Ces chambres frigorifiques, il ne faudrait pas se tromper, ne sont pas de simples espaces que l’on garnit de quelques compresseurs pour faire baisser la température. Elles sont tenues de répondre à des caractéristiques bien définies et c’est ce que l’on met dedans qui détermine la température. Il faut de véritables spécialistes pour les faire fonctionner.
On ne met pas des bananes avec des oranges ou du raisin avec des prunes (celles qui sont actuellement sur le marché sont bouffées par le froid et à la limite de la consommation humaine). Et comme lorsqu’on spécule on n’est pas très regardant à ces aspects techniques, la qualité de ce que l’on conserve laisse à désirer.
Il n’y a qu’à voir le raisin actuellement sur le marché. La grappe est sèche, de couleur marron, ce qui suppose qu’on l’a cueillie depuis un bon bout de temps.
Le goût confirme cette manipulation.
Mais la conséquence de toutes ces saisies est beaucoup plus importante que ce qu’elle représente au niveau de la valeur de cette marchandise que l’on est obligé de mettre hors circuit.
En effet, lorsque les produits saisis sont en bon état et comestibles, on les remet sur le marché et le trésor bénéficie de ce que cela rapporte.
Mais dans le cas où tout serait détruit, pour des raisons de santé du consommateur, la valeur de ces produits est une perte sèche pour la communauté.
En effet, ces produits qui ont été retirés à la source, ces quantités siphonnées sont plus où moins importantes et leur retrait déstabilise le marché, provoquent des pénuries et, bien entendu, sont à la base d’une évolution des prix, étant donné que la demande est en deçà de l’offre.
Pour provoquer une panique au sein des marchés de gros, comme auprès des consommateurs, semer la zézaie, il n’y a pas mieux. C’est la raison pour laquelle nous retrouvons du raisin en pleine saison avec un prix minimum uniforme partout de six dinars et plus, des figues à plus de douze dinars, des pêches plates en matière plastique à huit dinars. De quoi dénaturer le goût et mener le consommateur par le bout du nez.
Ce tonnage impressionnant de produits impropres à la consommation, il fallait non seulement le stocker, mais aussi le conserver. Et c’est là que le bât blesse.
Comment ces fruits et ces légumes, ces produits de toutes sortes, ont-ils traversé le territoire sans être inquiétés? Comment a-t-on fait pour ramasser toutes ces quantités de marchandises ?
Ce sont les questions que l’on doit se poser, car pour assainir la situation, il faudrait remonter à la source et assurer à ces ventes sur pied une traçabilité minimale. La reprise en main du transport des produits agricoles, comme ceux qui sont destinés à la consommation humaine et même animale, devrait être un dossier à prendre sérieusement en main.

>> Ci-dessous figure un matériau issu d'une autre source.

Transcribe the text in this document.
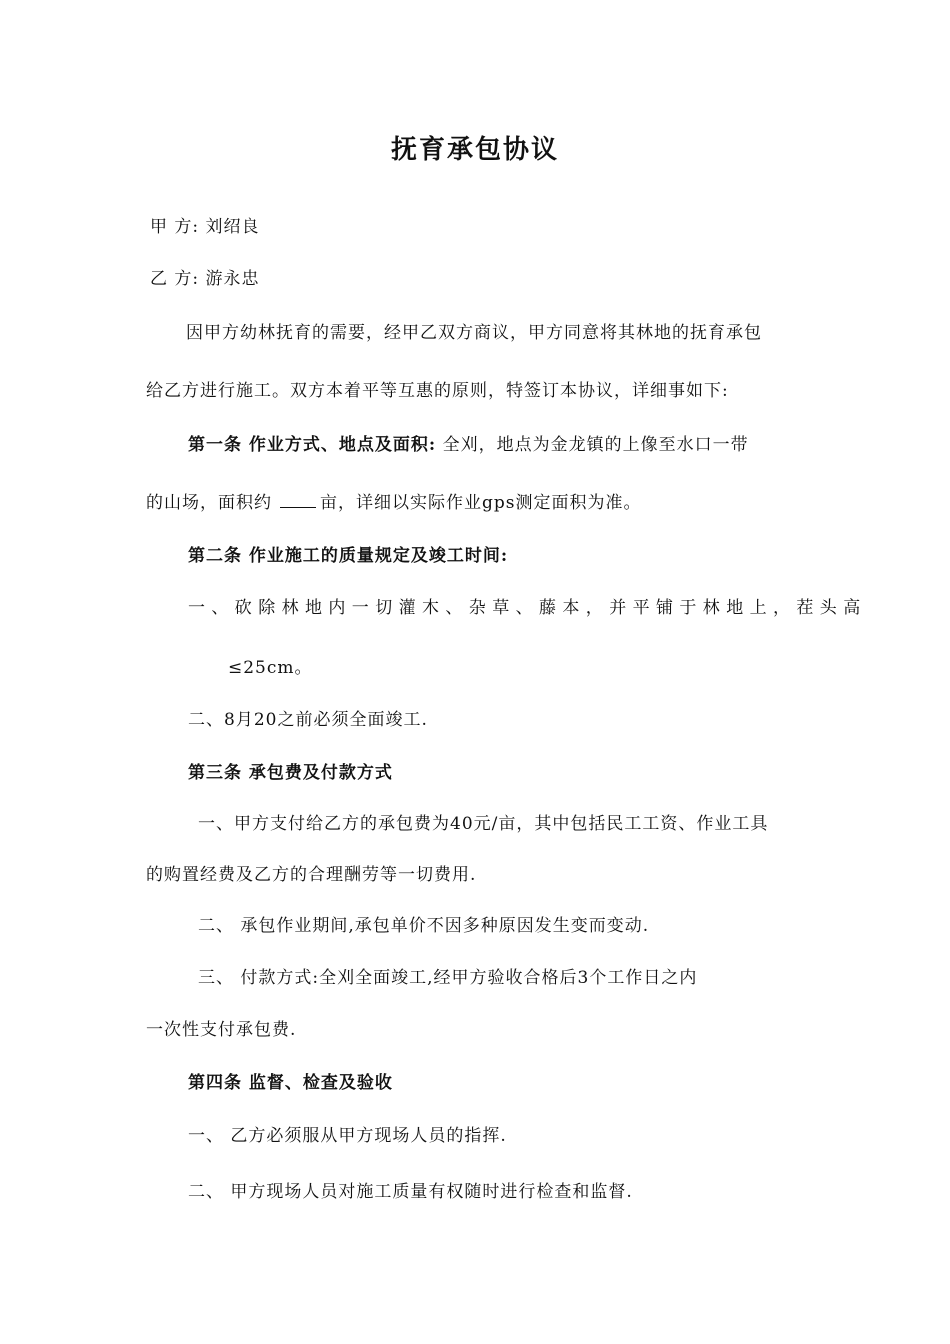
抚育承包协议
甲 方: 刘绍良
乙 方: 游永忠
因甲方幼林抚育的需要，经甲乙双方商议，甲方同意将其林地的抚育承包
给乙方进行施工。双方本着平等互惠的原则，特签订本协议，详细事如下:
第一条 作业方式、地点及面积: 全刈，地点为金龙镇的上像至水口一带
的山场，面积约	亩，详细以实际作业gps测定面积为准。
第二条 作业施工的质量规定及竣工时间:
一、砍除林地内一切灌木、杂草、藤本，并平铺于林地上，茬头高
≤25cm。
二、8月20之前必须全面竣工.
第三条 承包费及付款方式
一、甲方支付给乙方的承包费为40元/亩，其中包括民工工资、作业工具
的购置经费及乙方的合理酬劳等一切费用.
二、 承包作业期间,承包单价不因多种原因发生变而变动.
三、 付款方式:全刈全面竣工,经甲方验收合格后3个工作日之内
一次性支付承包费.
第四条 监督、检查及验收
一、 乙方必须服从甲方现场人员的指挥.
二、 甲方现场人员对施工质量有权随时进行检查和监督.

N’oublions pas que le transport a été libéralisé pour améliorer entre autres les échanges entre gouvernorats. Et voilà qu’il devient source de problèmes. C’est exactement le cas des «frigos». On a encouragé leur implantation et voilà qu’elles sont devenues des moyens de déstabiliser le marché et de hausses de prix en faussant les quantités à mettre en vente.
Il ne sert à rien d’avouer, de reconnaître que l’eau minérale, les boissons gazeuses, les conserves, le lait et laitages, etc, subissent des transferts nocifs pour la santé à cause de leur transport non adapté ou dans des camions à découvert sous le soleil ou la pluie. Les instances directement intéressées devraient être plus exigeantes, rigoureuses, sans pitié, pour ces réseaux qui semblent encore à l’aise, contrôlent les quantités à injecter, décident du timing, fixent les prix et se permettent de choisir de quels desserts le consommateur doit disposer.
Cela revient à dire que ces tonnages «capturés» représentent une perte souvent sèche pour l’économie nationale. Cette marchandise a coûté de l’eau, des semences de qualité et des intrants souvent importés, de l’énergie, des fertilisants, de la main-d’œuvre, des frais bancaires, etc. C’est bien dommage qu’elle finisse brûlée, ensevelie dans une décharge.
L’accepter, serait tout simplement oublier que tout ce qui est détruit a une valeur et avouer qu’en ce qui concerne cette spéculation, on n’est pas encore convaincu qu’il faudrait remonter à la source et assécher ses territoires conquis, par une traçabilité rigoureuse ne souffrant aucune concession.